Sie werteten die in den Archiven der Uni Yale gefundenen schriftlichen Rückmeldungen von 659 der Versuchsteilnehmer aus – und waren überrascht, dass viele davon sehr positiv waren. „Man kann sich nur gut fühlen, wenn man Teil eines so wichtigen Experiments war", schrieb ein Teilnehmer. „Ich habe das Gefühl, ein bisschen zur Entwicklung des Menschen und seinem Umgang mit anderen beigetragen zu haben", schrieb ein anderer.

Das könnte darauf schließen lassen, dass die Versuchsteilnehmer erleichtert waren zu erfahren, niemandem Schmerz zugefügt zu haben. Die Studienautoren haben aber eine andere Schlussfolgerung: Die Versuchsteilnehmer hatten das Gefühl, eine Pflicht erfüllt und einem höheren Ziel gedient zu haben.

Milgram hatte ihnen vor den Versuchen eingeimpft, dass sie der Wissenschaft dienen würden.
Die Versuchsteilnehmer, so die Studie, hätten nicht einfach nur dem Versuchsleiter gehorcht, als sie immer stärkere Stromschläge verabreichten – sondern aus eigenem Antrieb gehandelt, weil sie überzeugt waren, das Richtige zu tun.
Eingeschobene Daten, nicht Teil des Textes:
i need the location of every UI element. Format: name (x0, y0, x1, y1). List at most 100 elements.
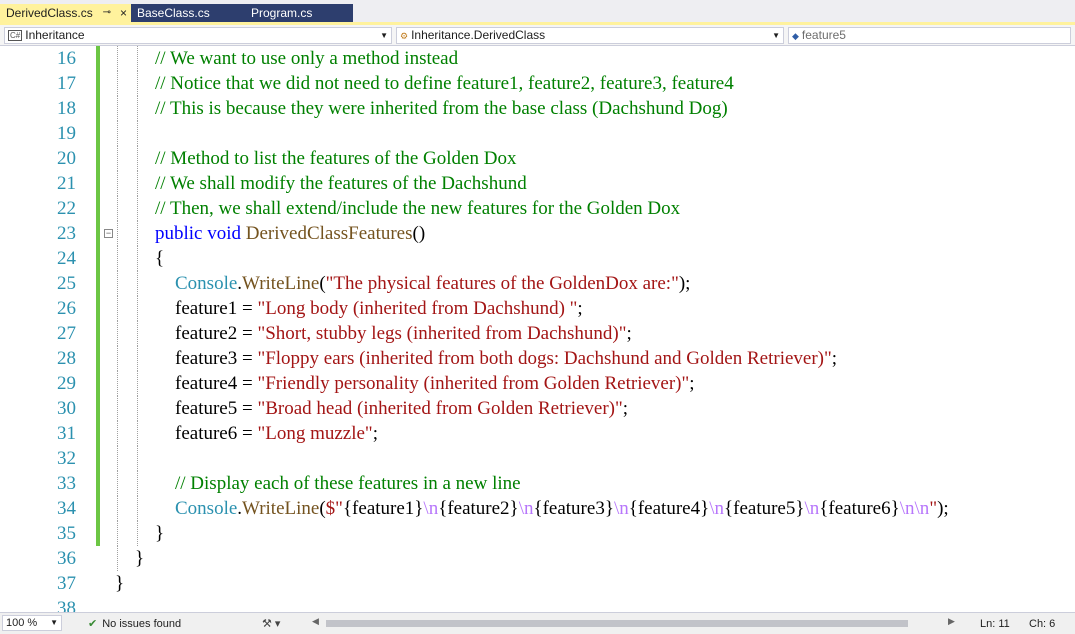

Der Ko-Autor der Nachstudie, Alex Haslam von der australischen Universität Queensland, argumentiert: die Teilnehmer seien nicht einfach nur „Zombies" gewesen, „die nicht wussten, was sie tun. (…) Wir glauben, dass hinter jedem tyrannischen Verhalten eine Art der Identifikation steht, und

damit eine Entscheidung.“ Milgram habe seine Versuchsteilnehmer davon überzeugt, dass es "akzeptabel ist, im Dienste der Wissenschaft Dinge zu tun, die sonst unvorstellbar sind".

Stephen Reichert von der schottischen Universität St. Andrews erklärte: „Wir argumentieren, dass die Menschen sich dessen bewusst sind, was sie tun, dass sie aber glauben, das Richtige zu tun. Das kommt von einer Identifizierung mit der Sache - und der Akzeptanz, dass die Autorität ein legitimier Vertreter dieser Sache ist."

Diese neuen Schlussfolgerungen machen beinahe noch nachdenklicher als diejenigen von Milgram.
Sicher in diesen Zeiten.

Inspirationsquelle: Newsbrief von Steffen Lohrer vom 6. Dezember 2020, darin zitierend einen Bericht aus dem Ärzteblatt.